In complying with the thirty percent design area increase and other “penalties”, fire protection system engineers and designers are forced to anticipate the activation of more sprinklers and thus perhaps provide for larger piping to carry more water, larger pumps to properly pressurize the system, and larger tanks to make-up for water demand not satisfied by the municipal water supply. Despite the apparent economic design advantage of wet systems over dry systems, certain storage configurations prohibit the use of wet systems or make them otherwise impractical. Dry sprinkler systems are typically employed for the purpose of providing automatic sprinkler protection in unheated occupancies and structures that may be exposed to freezing temperatures. For example, in warehouses using high rack storage, i.e. 25 ft. high storage beneath a 30 ft. high ceiling, such warehouses may be unheated and therefore susceptible to freezing conditions making wet sprinkler systems undesirable. Freezer storage presents another environment that cannot utilize wet systems because water in the piping of the fire protection system located in the freezer system would freeze. One solution to the problem that has been developed is to use sprinklers in combination with antifreeze. However, the use of antifreeze can raise other issues such as, for example, corrosion and leakage in the piping system. In addition, the high viscosity of antifreeze may require increased piping size. Moreover, propylene glycol (PG) antifreeze has been shown not to have the fire-fighting characteristics of water and in some instances has been known to momentarily accelerate fire growth.
Generally, dry sprinkler systems for storage occupancies are configured for fire control in which a fire is limited in size by the distribution of water from one or more thermally actuated sprinkler located above the fire to decrease the heat release rate and pre-wet adjacent combustibles while controlling ceiling gas temperatures to avoid structural damage. However, with this mode of addressing a fire, hot gases may be entrained or maintained in the ceiling area above the fire and allowed to migrate radially. This may result in additional sprinklers being activated remotely from the fire and thus not impact the fire directly. In addition, the discharge of fluid from a given sprinkler can result in the impingement of water droplets and/or the build up of condensation of water vapor on adjacent and unactuated sprinklers. The resultant effect of unactuated sprinklers inter-dispersed between actuated sprinklers is known as sprinkler skipping. One definition of sprinkler skipping is the “significantly irregular sprinkler operating sequence when compared to the expected sequence dictated by the ceiling flow behavior, assuming no sprinkler system malfunctions.” See PAUL A. CROCE ET AL., An Investigation of the Causative Mechanism of Sprinkler Skipping, 15 J. FIRE PROT. ENGR. 107, 107 (May 2005). Due to the actuation of additional remote sprinklers, current design criteria may require enlarged piping, and thus, the volume of water discharge into the storage area may be larger than is adequately necessary to address the fire. Moreover, because fire control merely reduces heat release rate, a large number of sprinkles may be activated in response to the fire in order to maintain the heat release rate reduction.

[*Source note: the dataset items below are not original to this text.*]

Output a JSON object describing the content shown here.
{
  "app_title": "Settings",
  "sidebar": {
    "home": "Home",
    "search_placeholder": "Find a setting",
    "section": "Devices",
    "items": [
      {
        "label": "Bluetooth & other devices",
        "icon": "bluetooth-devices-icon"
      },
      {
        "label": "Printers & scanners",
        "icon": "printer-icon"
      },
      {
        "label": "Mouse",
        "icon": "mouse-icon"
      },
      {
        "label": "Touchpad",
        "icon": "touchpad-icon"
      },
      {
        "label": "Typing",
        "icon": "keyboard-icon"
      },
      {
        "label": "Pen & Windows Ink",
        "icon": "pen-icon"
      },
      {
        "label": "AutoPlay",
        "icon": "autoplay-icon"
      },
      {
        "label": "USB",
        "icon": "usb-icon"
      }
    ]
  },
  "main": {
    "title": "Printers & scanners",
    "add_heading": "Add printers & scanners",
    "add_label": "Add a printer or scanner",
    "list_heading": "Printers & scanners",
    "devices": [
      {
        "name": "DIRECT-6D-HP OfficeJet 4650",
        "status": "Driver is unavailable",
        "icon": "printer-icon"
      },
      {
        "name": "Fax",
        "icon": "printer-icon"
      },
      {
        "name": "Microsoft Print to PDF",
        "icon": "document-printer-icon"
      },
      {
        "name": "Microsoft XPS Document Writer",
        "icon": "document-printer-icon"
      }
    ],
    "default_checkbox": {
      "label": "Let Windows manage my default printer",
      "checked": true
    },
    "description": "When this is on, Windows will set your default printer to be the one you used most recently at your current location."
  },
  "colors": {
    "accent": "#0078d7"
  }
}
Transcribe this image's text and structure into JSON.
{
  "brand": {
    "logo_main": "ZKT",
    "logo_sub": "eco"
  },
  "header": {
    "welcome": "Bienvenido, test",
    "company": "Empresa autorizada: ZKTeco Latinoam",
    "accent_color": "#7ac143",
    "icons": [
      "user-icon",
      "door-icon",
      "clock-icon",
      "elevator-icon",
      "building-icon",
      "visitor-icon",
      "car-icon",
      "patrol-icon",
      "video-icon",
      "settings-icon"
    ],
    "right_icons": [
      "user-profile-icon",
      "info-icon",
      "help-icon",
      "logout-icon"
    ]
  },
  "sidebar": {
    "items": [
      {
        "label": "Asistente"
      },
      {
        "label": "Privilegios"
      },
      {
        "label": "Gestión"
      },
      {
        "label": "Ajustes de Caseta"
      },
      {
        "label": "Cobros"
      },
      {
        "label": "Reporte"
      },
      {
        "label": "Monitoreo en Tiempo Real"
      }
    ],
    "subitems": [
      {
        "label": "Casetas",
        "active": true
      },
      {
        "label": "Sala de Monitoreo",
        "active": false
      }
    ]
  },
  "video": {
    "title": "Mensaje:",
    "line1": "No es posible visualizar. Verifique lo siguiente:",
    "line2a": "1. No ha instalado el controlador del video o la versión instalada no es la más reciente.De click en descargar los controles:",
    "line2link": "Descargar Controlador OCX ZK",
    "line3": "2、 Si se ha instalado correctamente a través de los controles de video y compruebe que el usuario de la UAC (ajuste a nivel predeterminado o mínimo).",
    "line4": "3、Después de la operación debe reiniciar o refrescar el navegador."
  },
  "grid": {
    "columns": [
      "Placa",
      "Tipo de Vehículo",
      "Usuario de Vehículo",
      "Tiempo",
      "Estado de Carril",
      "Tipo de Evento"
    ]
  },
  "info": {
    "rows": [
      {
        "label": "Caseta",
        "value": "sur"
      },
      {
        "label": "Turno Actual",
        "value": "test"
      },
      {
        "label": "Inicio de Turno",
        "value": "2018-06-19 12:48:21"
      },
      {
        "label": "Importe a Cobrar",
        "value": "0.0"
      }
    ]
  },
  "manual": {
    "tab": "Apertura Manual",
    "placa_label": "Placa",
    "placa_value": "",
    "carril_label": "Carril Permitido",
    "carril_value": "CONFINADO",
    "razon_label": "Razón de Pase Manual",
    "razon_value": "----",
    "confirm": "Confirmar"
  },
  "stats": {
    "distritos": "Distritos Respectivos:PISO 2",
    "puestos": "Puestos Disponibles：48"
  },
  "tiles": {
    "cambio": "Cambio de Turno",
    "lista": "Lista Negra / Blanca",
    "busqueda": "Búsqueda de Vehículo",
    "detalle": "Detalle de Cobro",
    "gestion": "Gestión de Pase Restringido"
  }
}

Despite the availability of immediate fluid delivery from each sprinkler in a wet sprinkler system, wet sprinkler systems can also experience sprinkler skipping. However, wet sprinkler systems can be configured for fire suppression which sharply reduces the heat release rate of a fire and prevents its regrowth by means of direct and sufficient application of water through the fire plume to the burning fuel surface. For example, a wet system can be configured to use early suppression fast-response (ESFR) Sprinklers. The use of ESFR sprinklers is generally not available in dry sprinklers systems, to do so would require a specific listing for the sprinkler as is required under Section 8.4.6.1 of NFPA-13. Thus, to configure a dry sprinkler system for fire suppression may require overcoming the additional penalty of a specific listing for an ESFR sprinkler. Moreover, to hydraulically configure a dry system for suppression may require adequately sized piping and pumps whose costs may prove economically prohibitive as these design constraints may require hydraulically sizing the system beyond the demands already imposed by the design “penalties.”
Two fire tests were conducted to determine the ability of a tree-type dry pipe or double-interlock preaction system employing ceiling-only Large Drop sprinklers to provide adequate fire protection for rack storage of Class II commodity at a storage height of thirty-four feet (34 ft.) beneath a ceiling having a ceiling height of forty feet. One fire test showed that the system, employing a thirty second (30 sec.) or less water delay time, could provide adequate fire control with a discharge water pressure of 55 psi. However, in addition to the high operating pressure of 55 psi., such a system required a total of twenty-five (25) sprinkler operations actuated over a seventeen minute period. The second fire test employed a sixty-second (60 sec.) water delay time, however such a delay time proved to be too long as the fire developed to such a severity that adequate fire control could not be achieved. In the second fire test, seventy-one (71) sprinklers operated resulting in a maximum discharge pressure of 37 psi., and thus, the target pressure of 75 psi. could not be attained. The tests and their results are described in Factory Mutual Research Technical Report: FMRC J.I. 0Z0R6.RR NS entitled, “Dry Pipe Sprinkler Protection of Rack Stored Class II Commodity In 40-Ft. High Buildings,” prepared for Americold Corp. and published June 1995.
In an attempt to understand and predict fire behavior, The National Institute of Standards and Technology (NIST) has developed a software program entitled Fire Dynamics Simulator (FDS), currently available from the NIST website, Internet:<URL: http://fire.nist.gov/fds/, that models the solution of fire driven flows, i.e. fire growth, including but not limited to flow velocity, temperature, smoke density and heat release rate. These variables are further used in the FDS to model sprinkler system response to a fire.
FDS can be used to model sprinkler activation or operation of a dry sprinkler system in the presence of a growing fire for a stored commodity. One particular study has been conducted using FDS to predict fire growth size and the sprinkler activation patterns for two standard commodities and a range of storage heights, ceiling heights and sprinkler installation locations. The findings and conclusions of the study are discussed in a report by David LeBlanc of Tyco Fire Products R&D entitled, Dry Pipe Sprinkler Systems—Effect of Geometric Parameters on Expected Number of Sprinkler Operation (2002) (hereinafter “FDS Study”) which is incorporated in its entirety by reference.
The FDS Study evaluated predictive models for dry sprinkler systems protecting storage arrays of Group A and Class II commodities. The FDS Study generated a model that simulated fire growth and sprinkler activation response. The study further verified the validity of the prediction by comparing the simulated results with actual experimental tests. As described in the FDS study, the FDS simulations can generate predictive heat release profiles for a given stored commodity, storage configuration and commodity height showing in particular the change in heat release over time and other parameters such as temperature and velocity within the computational domain for an area such as, for example, an area near the ceiling. In addition, the FDS simulations can provide sprinkler activation profiles for the simulated sprinkler network modeled above the commodity showing in particular the predicted location and time of sprinkler activation.